Large funds tracking robotics and artificial intelligence stocks have bled cash in recent months, but that isn’t stopping other issuers from joining the fray.

BlackRock Inc. last week announced the launch of its iShares Robotics and Artificial Intelligence ETF, or IRBO, joining a crowded field that’s seen massive outflows in recent periods. The Global X Robotics & Artificial Intelligence ETF, or BOTZ, lost a record $115 million in assets the past two months. The ROBO Global Robotics & Automation Index ETF, or ROBO, has bled $121 million since the beginning of April.

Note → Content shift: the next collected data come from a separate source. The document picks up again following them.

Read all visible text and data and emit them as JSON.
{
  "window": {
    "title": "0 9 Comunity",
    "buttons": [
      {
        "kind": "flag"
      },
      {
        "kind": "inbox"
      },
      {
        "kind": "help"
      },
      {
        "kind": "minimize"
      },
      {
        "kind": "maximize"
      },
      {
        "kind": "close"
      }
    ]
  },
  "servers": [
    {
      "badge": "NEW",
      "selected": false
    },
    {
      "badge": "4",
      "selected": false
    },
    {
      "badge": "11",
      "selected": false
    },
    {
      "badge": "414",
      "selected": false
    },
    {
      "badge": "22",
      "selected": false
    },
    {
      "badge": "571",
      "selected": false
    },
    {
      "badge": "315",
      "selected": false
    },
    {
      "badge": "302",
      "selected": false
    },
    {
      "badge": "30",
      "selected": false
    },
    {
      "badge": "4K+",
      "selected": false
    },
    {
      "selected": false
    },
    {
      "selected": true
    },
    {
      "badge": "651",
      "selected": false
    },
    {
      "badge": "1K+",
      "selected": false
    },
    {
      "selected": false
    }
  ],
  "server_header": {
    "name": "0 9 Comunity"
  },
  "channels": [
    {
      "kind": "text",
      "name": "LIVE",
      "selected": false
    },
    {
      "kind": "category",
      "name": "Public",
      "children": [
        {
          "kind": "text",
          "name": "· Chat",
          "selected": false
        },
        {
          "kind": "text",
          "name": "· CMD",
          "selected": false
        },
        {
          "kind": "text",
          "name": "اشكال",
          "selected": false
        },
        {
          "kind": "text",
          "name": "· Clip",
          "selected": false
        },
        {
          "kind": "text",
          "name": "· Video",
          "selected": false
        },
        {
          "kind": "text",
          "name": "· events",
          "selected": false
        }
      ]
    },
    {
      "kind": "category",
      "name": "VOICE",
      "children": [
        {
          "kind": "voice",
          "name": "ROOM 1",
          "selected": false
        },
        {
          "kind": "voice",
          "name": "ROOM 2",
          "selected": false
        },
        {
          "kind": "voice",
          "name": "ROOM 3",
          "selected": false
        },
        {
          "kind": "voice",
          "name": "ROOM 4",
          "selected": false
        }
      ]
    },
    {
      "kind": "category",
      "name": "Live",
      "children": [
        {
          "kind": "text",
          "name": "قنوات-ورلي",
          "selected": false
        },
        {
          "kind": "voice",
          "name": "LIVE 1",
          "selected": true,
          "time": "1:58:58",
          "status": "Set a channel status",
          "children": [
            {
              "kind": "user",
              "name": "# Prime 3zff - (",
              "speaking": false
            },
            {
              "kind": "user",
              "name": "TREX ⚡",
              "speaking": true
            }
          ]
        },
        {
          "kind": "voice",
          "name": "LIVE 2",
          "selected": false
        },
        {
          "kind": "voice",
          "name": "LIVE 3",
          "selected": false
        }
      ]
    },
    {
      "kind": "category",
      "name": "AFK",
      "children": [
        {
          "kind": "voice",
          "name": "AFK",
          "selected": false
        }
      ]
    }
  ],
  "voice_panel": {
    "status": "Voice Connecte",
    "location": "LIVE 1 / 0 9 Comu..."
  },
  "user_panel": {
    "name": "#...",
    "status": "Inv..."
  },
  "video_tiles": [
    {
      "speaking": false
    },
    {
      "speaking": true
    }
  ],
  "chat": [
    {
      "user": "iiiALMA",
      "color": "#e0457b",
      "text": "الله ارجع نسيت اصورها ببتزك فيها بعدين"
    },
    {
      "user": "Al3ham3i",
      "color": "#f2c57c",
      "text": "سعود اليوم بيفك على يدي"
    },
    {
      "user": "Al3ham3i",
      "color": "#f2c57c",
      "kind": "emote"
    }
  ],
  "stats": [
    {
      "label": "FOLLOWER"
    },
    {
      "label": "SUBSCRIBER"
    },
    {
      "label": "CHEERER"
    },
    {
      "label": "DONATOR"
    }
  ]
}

“BlackRock is sort of like the big budget studio who you could argue comes in a little late or after the trend has been in place for a while,” said Eric Balchunas, senior ETF analyst for Bloomberg Intelligence. “The good news is that with this army of sales people out there, they now have a robotics option available and because it’s cheaper, it’s probably going to draw some investors.”

IRBO will charge $4.70 for every $1,000 invested in the fund, while Global X’s BOTZ fee is $6.80 and Exchange Traded Concepts’s is $9.50 for ROBO.

Meanwhile, another smaller fund is taking advantage of this futuristic-technology investment trend to re-brand itself after failing to gain traction. The WEAR ETF from Exchange Traded Concepts will now become the Tactile Analytics AR/VR Virtual Technology ETF, or ARVR, according to a filing with the Securities and Exchange Commission.

Instead of tracking wearable technology, the fund will hold companies focused on augmented and virtual reality. It is unclear yet if the ETF will contain artificial intelligence or robotics stocks.

WEAR has seen less than $1 million in asset growth since its launch in December 2016, so perhaps the change will do it some good.

That’s because the ALPS Disruptive Technologies ETF, or DTEC, a $29 million fund tracking "disruptive technology" companies like those specializing in augmented reality, has seen inflows every month since it debuted in late-December 2017.